While some literary scholars have criticized the seemingly arbitrary arrangements of words in Cummings’s poems, others have suggested that they encourage fresh perceptions. “The words, the meanings in the words, and also the nebula of meaning and sound and pun around the words, are all put into an enlivening relation to each other,” writes R. P. Blackmur.4
Cummings also abandoned the rules of spacing, demonstrated here by his closing up the space after each colon and semicolon. Whereas spaces would have visually signaled the end of a phrase, giving the eyes a blank to briefly relax into, Cummings chose instead to run one idea right into the next. This lack of spacing evokes a sense of breathless enthusiasm. In the third stanza he does something similar, except instead of omitting the spaces after punctuation he omits the punctuation itself, in a list that would otherwise have commas: “tasting touching hearing seeing / breathing.”
Another idiosyncrasy in Cummings’s poetry is his division of words across line breaks, as in the “birth / day” of this poem. These two words are typically conjoined in English writing, and the fact that they occur earlier in the line as such (i.e., “birthday”) only calls further attention to them individually.
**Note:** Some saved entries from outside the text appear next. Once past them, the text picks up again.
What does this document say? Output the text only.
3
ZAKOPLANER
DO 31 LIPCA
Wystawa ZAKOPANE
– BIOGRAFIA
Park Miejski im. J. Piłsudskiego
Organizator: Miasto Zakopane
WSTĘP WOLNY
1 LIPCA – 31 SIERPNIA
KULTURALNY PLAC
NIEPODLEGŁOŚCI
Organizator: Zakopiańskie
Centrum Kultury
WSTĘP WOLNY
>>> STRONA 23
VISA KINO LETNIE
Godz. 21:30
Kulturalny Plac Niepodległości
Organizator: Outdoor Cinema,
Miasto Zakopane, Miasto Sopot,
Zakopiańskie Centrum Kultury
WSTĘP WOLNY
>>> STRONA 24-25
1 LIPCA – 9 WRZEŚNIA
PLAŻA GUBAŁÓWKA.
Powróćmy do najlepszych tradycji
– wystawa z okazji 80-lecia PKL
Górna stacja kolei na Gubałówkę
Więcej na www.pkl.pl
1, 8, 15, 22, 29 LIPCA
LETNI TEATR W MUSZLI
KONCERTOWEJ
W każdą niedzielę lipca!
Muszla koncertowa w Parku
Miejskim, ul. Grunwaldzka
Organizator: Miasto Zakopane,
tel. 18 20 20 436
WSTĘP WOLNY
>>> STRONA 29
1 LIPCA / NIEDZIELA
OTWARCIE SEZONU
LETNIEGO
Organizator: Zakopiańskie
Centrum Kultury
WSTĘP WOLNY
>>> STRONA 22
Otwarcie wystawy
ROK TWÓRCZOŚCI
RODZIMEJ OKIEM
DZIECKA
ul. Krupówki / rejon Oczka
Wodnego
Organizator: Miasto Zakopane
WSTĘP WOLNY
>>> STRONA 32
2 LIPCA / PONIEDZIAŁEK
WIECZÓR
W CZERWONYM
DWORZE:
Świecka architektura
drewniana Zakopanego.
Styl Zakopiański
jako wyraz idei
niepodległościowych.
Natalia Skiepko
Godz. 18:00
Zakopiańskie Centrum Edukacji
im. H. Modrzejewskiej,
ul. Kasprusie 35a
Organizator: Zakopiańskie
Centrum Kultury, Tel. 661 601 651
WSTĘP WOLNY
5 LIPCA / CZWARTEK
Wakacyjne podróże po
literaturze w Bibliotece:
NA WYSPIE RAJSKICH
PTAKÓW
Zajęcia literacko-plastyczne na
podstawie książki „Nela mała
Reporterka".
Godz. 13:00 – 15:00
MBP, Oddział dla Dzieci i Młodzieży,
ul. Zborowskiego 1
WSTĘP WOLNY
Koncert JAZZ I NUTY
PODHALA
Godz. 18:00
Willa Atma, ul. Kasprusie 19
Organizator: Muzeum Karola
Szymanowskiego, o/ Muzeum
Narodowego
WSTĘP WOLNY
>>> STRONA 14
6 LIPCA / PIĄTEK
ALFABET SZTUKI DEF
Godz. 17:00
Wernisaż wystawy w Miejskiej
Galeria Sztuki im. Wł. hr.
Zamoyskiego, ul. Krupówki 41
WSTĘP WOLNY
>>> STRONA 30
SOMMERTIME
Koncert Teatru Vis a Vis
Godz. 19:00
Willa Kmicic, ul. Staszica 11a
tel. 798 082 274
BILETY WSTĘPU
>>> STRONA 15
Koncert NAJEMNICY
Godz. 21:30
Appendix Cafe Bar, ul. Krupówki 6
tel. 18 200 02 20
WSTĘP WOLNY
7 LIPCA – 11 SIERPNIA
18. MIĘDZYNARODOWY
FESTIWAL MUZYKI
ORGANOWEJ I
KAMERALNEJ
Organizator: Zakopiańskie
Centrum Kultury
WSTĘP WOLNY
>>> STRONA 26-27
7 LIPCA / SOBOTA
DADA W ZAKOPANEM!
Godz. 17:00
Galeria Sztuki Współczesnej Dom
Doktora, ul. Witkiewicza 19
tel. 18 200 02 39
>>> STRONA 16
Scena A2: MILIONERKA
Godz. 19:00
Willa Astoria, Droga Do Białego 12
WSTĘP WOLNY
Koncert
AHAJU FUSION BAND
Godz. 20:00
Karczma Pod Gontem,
Birth is a major theme in this poem. “i who have died am alive again,” writes Cummings as himself. He experiences a spiritual awakening, “the birth / day of life and of love and wings.” To me, this line is the most evocative one in the poem. I read into it my own experience of awakening—that is, my conversion to Christianity, my being raised with Christ into new life. This isn’t the same kind of awakening that Cummings is talking about, who, being Unitarian, rejected the divinity of Christ and the literalness of the Resurrection.5 His born-again experience seems to refer more generally to a sudden, sweeping awareness of the glory of God, a wonder that lifts him up out of either ignorance or depression, as if on wings.
The idea that nature is a revelator of God shows up a lot in Cummings’s oeuvre, but not as overtly as it does in “i thank You God for most this amazing.” In its beauty, its complexity, and its vastness, nature testifies to its Creator. In stanza three Cummings expresses incredulity that, given this testimony, any human being should ever doubt God’s existence
As have all writers who have ever tried to write about God, Cummings struggled with how to articulate who he/she is. I love his one-word descriptor: “yes.” God is yes. This is the most positive, most affirmative word Cummings could find. “Yes” implies “true,” “right,” and is also used to express excitement: Yes! The opposite of God is “the no / of all nothing.” Those who do not live in awe and worship of God live in this state of no—emptiness, meaninglessness, exclusion from blessing.
Cummings’s encounters with divine majesty humbled him, an attitude he expresses here in two ways. First, he lowercases first-person pronouns but capitalizes those referring to God. This stylistic choice visually contrasts the smallness of humanity with the largeness of God—a contrast he also builds with the words “merely” and “illimitably.” Second, he sets off the accounts of his personal awakening in parentheses as if they are just asides, minor addresses to the reader rather than to God. The relegation of these comments to side notes keeps God, the poem’s main subject, elevated.
The final stanza, one of those two asides, uses the phrases “ears of my ears” and “eyes of my eyes,” suggesting a spiritual hearing and seeing, a sense beyond the physical. It is with that sense that we perceive God—not by hearing his physical voice nor by seeing his physical body but by opening our inner ears, our inner eyes. For many of us that sense has lain dormant for so long that we need to rouse it awake. (Engaging the arts is a great way to do it!) When we open the depths of our inner being to reality, we will encounter God at the center of it.